The AI developed from this wealth of RNAseq data will better guide clinicians in making optimal treatment decisions. Biostate has already achieved internal proof-of-concept success in predicting disease recurrence in leukaemia patients. The company plans to expand its clinical partnerships in oncology, autoimmune disease, and cardiovascular disease.
Until now, cost and analytical barriers have limited a comprehensive analysis of all RNA transcripts. By removing these industry bottlenecks, the Biostate co-founders realised they could transform a more efficient RNAseq operation into a one-stop shop for precision medicine.
Few molecular biology labs fully utilise existing RNA datasets or harness the power of machine learning for analysis. Conventional RNAseq faces three key limitations:
Biostate addresses these challenges through bio-chemical innovations and GenAI tools, packaged in a self-sustaining business model. The company has developed and patented novel biomolecular technologies that convert tissue samples into RNAseq data at nearly one-tenth the traditional cost, working effectively with fresh and decades-old tissues. Their proprietary BIRT technology achieves this through innovative multiplexing that enables simultaneous sample processing, while their PERD methodology separates signal from noise without compromising quality. This allows researchers to analyse 2-3 times more samples within existing budgets, significantly expanding experimental possibilities.
These lower costs benefit Biostate internally, enabling experiments at a fraction of competitor costs. This economic advantage facilitates the collection of millions of consented, de-identified RNAseq profiles globally, similar to how OpenAI trained their base models on internet data. This massive dataset powers increasingly sophisticated generative AI models, identifying patterns across disease states and tissue types.
Biostate’s unified workflow and consistent methodology standardise experiments across different timepoints and batches. This uniformity enables their AI to learn the “grammar of biology” without the confounding batch effects typical in multi-site studies. The standardisation also allows them to extract meaningful signals from small, de-identified data cohorts with detailed clinical labels, which they use to fine-tune their foundation models for specific applications.

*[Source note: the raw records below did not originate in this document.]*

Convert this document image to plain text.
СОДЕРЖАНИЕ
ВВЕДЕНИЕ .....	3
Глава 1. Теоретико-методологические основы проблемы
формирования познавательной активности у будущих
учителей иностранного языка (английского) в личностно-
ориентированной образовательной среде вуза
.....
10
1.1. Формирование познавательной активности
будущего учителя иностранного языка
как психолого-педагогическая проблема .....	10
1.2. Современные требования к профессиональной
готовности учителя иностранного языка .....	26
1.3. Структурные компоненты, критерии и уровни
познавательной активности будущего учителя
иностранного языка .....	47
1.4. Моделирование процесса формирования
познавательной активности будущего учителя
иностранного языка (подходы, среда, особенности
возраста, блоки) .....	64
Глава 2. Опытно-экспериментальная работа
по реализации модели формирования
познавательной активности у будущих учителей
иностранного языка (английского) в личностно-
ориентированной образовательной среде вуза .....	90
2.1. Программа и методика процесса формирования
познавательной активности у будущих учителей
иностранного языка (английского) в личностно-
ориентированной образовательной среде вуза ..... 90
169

The result is an integrated pipeline that establishes Biostate as a one-stop shop for molecular medicine. Their system transforms biological samples into comprehensive transcriptome data, viewable holistically alongside extensive datasets to generate actionable clinical insights under one roof without multiple specialised vendors. The company’s stock includes sophisticated generative AI tools like Quantaquill for converting analysis results into publication-ready manuscripts, further streamlining research workflows.
“Just as ChatGPT transformed language understanding by learning from trillions of words, we’re learning the molecular language of human disease from billions of RNA expressions from millions of samples,” said Ashwin Gopinath, co-founder and CTO of Biostate AI and a former MIT assistant professor. “We’re doing for molecular medicine what large language models did for text—scaling the raw data so the algorithms can finally shine.”